Said Florian, gently: “My intimates, to be sure, address me as Florian. But our acquaintance, Monsieur Janicot, however delightful, remains as yet of such brevity that, really, whether you be human or divine—”
“Oh, but, Monsieur the Duke,” replied the other, “but indeed I entreat your pardon for my inadvertence.”
And Florian too bowed. “It is merely a social convention, of course. Yet it is necessary to respect the best precedents even in trifles. Well, now, and as to your suggestion, I confess you tempt me—”
“Only, you could not free Brunbelois unaided, nor could any living sorcerer.
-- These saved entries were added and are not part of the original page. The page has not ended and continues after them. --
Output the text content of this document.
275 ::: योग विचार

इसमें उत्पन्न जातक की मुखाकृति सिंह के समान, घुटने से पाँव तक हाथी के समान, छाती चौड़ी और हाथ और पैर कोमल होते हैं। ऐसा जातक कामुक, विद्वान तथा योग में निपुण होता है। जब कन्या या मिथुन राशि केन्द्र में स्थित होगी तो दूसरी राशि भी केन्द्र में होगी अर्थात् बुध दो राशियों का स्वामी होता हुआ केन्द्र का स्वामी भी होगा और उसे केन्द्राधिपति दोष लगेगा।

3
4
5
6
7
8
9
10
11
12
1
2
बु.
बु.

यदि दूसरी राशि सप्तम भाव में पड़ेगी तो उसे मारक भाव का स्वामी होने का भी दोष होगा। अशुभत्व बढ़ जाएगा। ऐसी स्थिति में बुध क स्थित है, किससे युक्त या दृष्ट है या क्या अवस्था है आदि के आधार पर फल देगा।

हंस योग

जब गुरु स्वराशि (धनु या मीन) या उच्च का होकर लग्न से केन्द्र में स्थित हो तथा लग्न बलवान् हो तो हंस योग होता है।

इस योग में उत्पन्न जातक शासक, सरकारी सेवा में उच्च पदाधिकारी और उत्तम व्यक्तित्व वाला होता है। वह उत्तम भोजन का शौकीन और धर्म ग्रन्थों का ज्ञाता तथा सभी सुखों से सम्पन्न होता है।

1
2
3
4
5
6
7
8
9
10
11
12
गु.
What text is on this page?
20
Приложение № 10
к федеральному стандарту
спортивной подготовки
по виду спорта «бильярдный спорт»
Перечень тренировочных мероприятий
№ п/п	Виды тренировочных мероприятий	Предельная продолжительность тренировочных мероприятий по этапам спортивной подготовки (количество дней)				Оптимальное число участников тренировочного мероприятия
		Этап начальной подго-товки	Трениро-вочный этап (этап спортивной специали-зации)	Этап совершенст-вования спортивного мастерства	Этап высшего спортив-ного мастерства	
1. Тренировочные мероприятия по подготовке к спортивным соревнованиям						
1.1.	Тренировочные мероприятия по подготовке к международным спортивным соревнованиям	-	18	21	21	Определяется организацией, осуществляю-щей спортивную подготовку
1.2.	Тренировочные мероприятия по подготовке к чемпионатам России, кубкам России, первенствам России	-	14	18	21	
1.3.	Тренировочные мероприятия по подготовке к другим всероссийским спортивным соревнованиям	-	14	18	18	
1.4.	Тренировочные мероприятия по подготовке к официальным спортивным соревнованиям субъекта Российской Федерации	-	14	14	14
For Melusine’s was the Old Magic that is stronger than the thin thaumaturgy of these days. Yet I desire to have happy faces about me, so I will give you this Melior for a while.”
“And at what price ?”
“I who am the Prince of this World am not a merchant to buy and sell. I will release the castle, and you may have the girl as a free gift. I warn you, though, that, since she is of the Leshy, at the year’s end she will vanish.”
Florian shook his head, smilingly. He knew of course that marriage with one of the Leshy could not be permanent. But this fiend must believe him very simple indeed, if Janicot thought Florian so uninformed as not to know that whoever accepts a gift from hell is thereby condemned to burn eternally: and to perceive this amused Florian.